Wednesday, May 3

Garden Roundup - Back Bed

In front of the carport, there's what I call the "back bed."



It get a few hours of gentle morning sunlight, but is in the dark for the rest of the day. Thanks to feats of elaborate engineering worthy of the Roman Aqueducts, it is Not Wet. Currently, there is a jungle of daylilies, peonies, ivy, and one single solitary fern growing in the bed. I've also discovered this, which I think is some sort of celandine:


Does anyone recognize this little variegated ground cover? It's pretty, but not very ambitious.

I'm going for some sort of a woodland garden feel, so I've planted hostas, trilliums, bleeding hearts. I have some donated irises I might put in, but I wish I had more ferns! They're so pretty.

I topdressed with leaf soil, dug a little ditch in front of the bed, placed old cobblestones as edgers, and then mulched the whole thing. The cobblestones and limestone slabs (behind the bed) are a whole 'nother story, which I will get to soon.

This is also the temporary location of the future rain barrel:


My uncle had a beautiful organic vegetable garden in the backyard of his Noe Valley, SF Victorian home when I was growing up. The garden is perhaps most famous because I was traumatized by its chayote vine. These presumably lovely Mexican squashes have a fiercesome appearance, and when my aunt served them to me for dinner once (with tofu), I thought I would be eating prickles! Still can't eat tofu to this day...

However, I still remember the musty, rich smell of the rainwater in my uncle's wood barrel. So I shelled out the money for this former Jim Beam Whiskey Barrel, which will also looks gorgeous to me. It was a steal at $40 (thank you Wally World), but still a big investment (and another darn garden project, sigh).

3 Comments:

At 10:22 PM, Blogger SmilingJudy said...

Looks like that groundcover might be Snow on the Mountain / Bishop's Weed.

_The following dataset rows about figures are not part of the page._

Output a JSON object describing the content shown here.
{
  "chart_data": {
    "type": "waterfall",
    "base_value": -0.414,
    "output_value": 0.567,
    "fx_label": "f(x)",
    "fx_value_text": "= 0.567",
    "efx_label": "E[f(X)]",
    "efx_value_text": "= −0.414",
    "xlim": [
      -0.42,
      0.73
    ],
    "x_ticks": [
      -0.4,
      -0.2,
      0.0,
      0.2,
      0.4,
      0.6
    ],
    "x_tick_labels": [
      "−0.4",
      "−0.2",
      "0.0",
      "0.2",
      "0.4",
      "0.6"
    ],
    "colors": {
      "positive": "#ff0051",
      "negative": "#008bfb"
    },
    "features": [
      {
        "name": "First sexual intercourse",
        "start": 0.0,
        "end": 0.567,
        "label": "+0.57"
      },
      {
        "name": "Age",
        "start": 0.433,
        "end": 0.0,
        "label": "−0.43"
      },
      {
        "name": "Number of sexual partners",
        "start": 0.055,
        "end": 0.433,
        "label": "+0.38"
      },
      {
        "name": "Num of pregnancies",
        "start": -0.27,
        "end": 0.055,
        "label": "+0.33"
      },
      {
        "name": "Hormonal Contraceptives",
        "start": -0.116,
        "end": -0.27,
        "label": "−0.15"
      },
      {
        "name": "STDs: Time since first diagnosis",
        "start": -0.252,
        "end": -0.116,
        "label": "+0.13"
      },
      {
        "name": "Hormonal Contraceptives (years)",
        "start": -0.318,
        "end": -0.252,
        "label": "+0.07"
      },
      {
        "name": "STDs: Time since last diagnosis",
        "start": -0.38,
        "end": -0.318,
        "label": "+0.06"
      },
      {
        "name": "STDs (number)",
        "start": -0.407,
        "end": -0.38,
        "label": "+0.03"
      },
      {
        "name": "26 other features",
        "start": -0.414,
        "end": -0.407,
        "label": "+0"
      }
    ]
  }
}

http://davesgarden.com/pf/go/546/

I planted some under a tree last fall and it's barely done anything, so I'm not sure why the folks on Dave's Garden are so insistent that it's invasive.

 
At 10:26 PM, Blogger K. said...

Very cool. Thanks. I hope it will bloom like that!

 
At 12:27 PM, Anonymous Anonymous said...

I have that groundcover in my garden and I can't stand it. It must just love my climate (PNW) and soil, because it is incorrigible. I've been digging and digging to try to get it out this spring, but it is even coming up in my lawn (which is already choked with moss). Hopefully it is better-behaved in your yard!